Pig Plague Starts Rippling Through American Meat Markets | WHAT REALLY HAPPENED

Pig Plague Starts Rippling Through American Meat Markets

U.S. meat markets had so far been shielded from the effects of a deadly pig disease wiping out Asian herds. That’s starting to change.

As pork supplies plummet in China, the world’s top consumer is desperate for meat and is ramping up imports. As a result, it’s becoming harder to set longer-term protein contracts amid concerns over market volatility and changing trade flows, according to Jayson Penn, chief executive officer of Pilgrim’s Pride Corp., the No. 2 U.S. chicken producer.

“The contracting season is moving somewhat slower this year” for chicken, Penn said on a conference call with analysts following the release of third-quarter earnings.

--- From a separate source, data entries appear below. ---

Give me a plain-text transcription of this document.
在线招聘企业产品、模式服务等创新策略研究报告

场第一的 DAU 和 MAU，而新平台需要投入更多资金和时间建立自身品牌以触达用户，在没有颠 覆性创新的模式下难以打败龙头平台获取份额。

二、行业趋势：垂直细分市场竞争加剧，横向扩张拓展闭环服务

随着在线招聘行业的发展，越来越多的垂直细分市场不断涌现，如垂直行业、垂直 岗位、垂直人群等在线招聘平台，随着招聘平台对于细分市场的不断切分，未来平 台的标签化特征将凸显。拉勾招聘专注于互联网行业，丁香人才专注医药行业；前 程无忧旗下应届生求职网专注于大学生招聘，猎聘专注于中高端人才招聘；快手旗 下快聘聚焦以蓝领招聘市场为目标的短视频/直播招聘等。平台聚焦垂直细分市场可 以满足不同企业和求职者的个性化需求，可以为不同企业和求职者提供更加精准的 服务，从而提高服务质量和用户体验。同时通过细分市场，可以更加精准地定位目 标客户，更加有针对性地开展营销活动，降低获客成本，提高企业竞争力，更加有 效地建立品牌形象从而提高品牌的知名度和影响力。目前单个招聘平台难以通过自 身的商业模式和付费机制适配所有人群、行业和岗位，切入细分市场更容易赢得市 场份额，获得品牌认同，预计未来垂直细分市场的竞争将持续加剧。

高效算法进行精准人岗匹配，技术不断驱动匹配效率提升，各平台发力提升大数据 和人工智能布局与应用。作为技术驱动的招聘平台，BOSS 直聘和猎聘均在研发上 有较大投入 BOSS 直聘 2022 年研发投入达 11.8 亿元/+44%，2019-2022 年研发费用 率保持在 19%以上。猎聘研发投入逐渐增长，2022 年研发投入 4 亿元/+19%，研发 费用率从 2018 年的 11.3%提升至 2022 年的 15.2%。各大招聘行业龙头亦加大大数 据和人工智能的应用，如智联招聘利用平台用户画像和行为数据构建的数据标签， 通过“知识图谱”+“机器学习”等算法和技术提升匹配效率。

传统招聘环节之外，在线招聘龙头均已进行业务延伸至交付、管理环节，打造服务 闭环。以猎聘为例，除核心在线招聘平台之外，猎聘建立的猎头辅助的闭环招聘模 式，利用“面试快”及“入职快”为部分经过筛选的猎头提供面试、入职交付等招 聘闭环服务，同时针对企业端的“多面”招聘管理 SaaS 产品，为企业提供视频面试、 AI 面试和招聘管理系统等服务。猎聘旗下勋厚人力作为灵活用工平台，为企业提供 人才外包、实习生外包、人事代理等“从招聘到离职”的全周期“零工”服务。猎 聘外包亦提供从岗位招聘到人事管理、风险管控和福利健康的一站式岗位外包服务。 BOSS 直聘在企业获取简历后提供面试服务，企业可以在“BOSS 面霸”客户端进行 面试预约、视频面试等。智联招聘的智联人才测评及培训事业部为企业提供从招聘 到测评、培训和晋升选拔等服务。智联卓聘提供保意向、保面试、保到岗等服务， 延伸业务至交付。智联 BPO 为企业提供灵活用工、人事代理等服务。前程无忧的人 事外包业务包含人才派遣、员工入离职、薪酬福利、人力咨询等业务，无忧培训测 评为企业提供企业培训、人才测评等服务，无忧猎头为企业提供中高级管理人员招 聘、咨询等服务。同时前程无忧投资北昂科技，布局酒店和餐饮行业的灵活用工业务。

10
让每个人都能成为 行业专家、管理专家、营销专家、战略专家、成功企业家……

While major fast food restaurant chains are looking for beef contracts, “there are not many sellers willing to forward price,” he said.

American markets have so far been protected from the impact from African swine fever, which kills most infected pigs in 10 days. That’s largely due to trade barriers that were either in place -- the case for chicken -- or imposed as retaliation to President Donald Trump’s trade war with China. But expectations of rising prices are now affecting the U.S. market.

Webmaster's Commentary: 

I would like to politely suggest, that if our readers/listeners do not currently have a freezer, you might want to think about getting one right now, possibly splitting the cost with a friend or family member.

Because of illnesses, and non-planting in those states ravaged by rain and/or fires, food prices next year, will be very intense; the time to plan for this contingency, is right the heck now. I would almost be willing to bet this will be a really saving grace for people as spring comes up in 2020.